17.21. The first passengers disembark. The ground crew work at speed, actually running around the aircraft. The last time I saw a team work this fast they were refuelling a Ferrari at the Monaco Grand Prix.
17.23. The aircraft is empty. Thumbs up signals are given and reciprocated between ground and cabin crew, the latter immediately coming down the steps to the gate to board us.
17.45. We take off five minutes ahead of the scheduled departure time. I have been flying for twenty years and I have taken hundreds of flights. I can’t ever remember taking off before the scheduled time.
The flight is uneventful except for one announcement from the crew supervisor: ‘If anyone has change of a fifty euro note would they make themselves known to one of the cabin crew.’ They are tight. I sit next to someone I vaguely recognise from Irish politics. I take a second look at the only guy in a suit and risk all.
‘Are you a TD?’ I ask.
‘MEP.’
Myself and an Irish MEP discuss low fares airlines. He seems to be a fan of the concept.
‘I receive a fixed EU allowance to travel to Brussels. I only paid forty euro today. I keep the rest.’
I tell him I’m writing a book about this airline and others and he likes the idea. I agree to send him a copy if it sees the light of day. He offers to attend the book launch and say a few words. I wonder will he? We exchange business cards. A few months later I get a personal invite to his Golf Day. I don’t play golf.
After one hour the eastern coastline of Ireland is in view, with the undulating hills and pastures of Wicklow sweeping seamlessly towards the finest coastal residences of Killiney and Dalkey, home to Bono, The Edge, Enya, Eddie Irvine and Neil Jordan, and of course little old me. We cruise over Dublin Bay, past lush golf courses and white sands to touch down on cue. Ireland never looked so good.
We land in Dublin at 18.10, twenty minutes ahead of our scheduled arrival time. What with the one-hour time difference, I think we landed before we took off, which is surely impossible. I’m amazed, since this is an Irish airline. Sure, we’re always late for everything. Stephen Hawking’s weighty tome called A Brief History of Time was not a great seller in Ireland. Oscar Wilde once remarked there’s no point in being on time for anything in Ireland since there will be no one else there to appreciate it. The poet Patrick Kavanagh advised there were thirty words in the Irish language equivalent to the Spanish mañana but none conveys the same sense of urgency. When God made time here, sure didn’t he make plenty of it.

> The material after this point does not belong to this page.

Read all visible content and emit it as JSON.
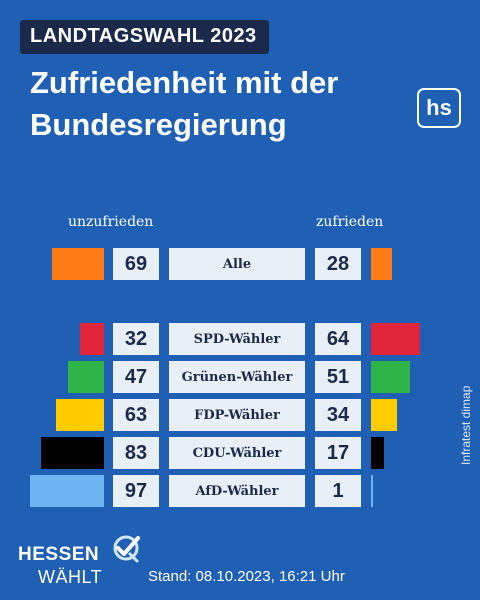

Inside the terminal building at passport control, our queue is stopped by the officer sitting in the box.
‘Where are you travelling from today, madam?’ he asks the elderly lady ahead of me.
‘From Murcia. In Spain,’ she replies.
That should be sufficient information but it’s not. ‘Did you have a pleasant time?’
What? She nods. ‘Yes, it was good enough. Weather was a bit mixed. Cloudy for a few days.’
‘But you enjoyed the break?’ he perseveres.
Jesus Christ. The rest of us need to get home sometime today. ‘Yes, it was nice.’
That must be it. But not so. ‘Would you go back there?’
‘Ah, I think I would. But not this year. Maybe next year.’
They don’t know each other. I am sure of that. ‘Right then, all the best.’
‘Thanks again.’
He bids her fond farewell. ‘Safe home.’
Next it’s my turn. I am dreading another Spanish inquisition. He gives my passport a quick glance. ‘Fine, Paul.’ I mean, I don’t know him or anything either. I don’t travel that much. It’s only an Irish welcome.
I am beginning to understand the real challenge I have set myself. It’s not the getting there and back that’s the difficult part. It’s having to spend time in these continental places much beloved by Ruinair.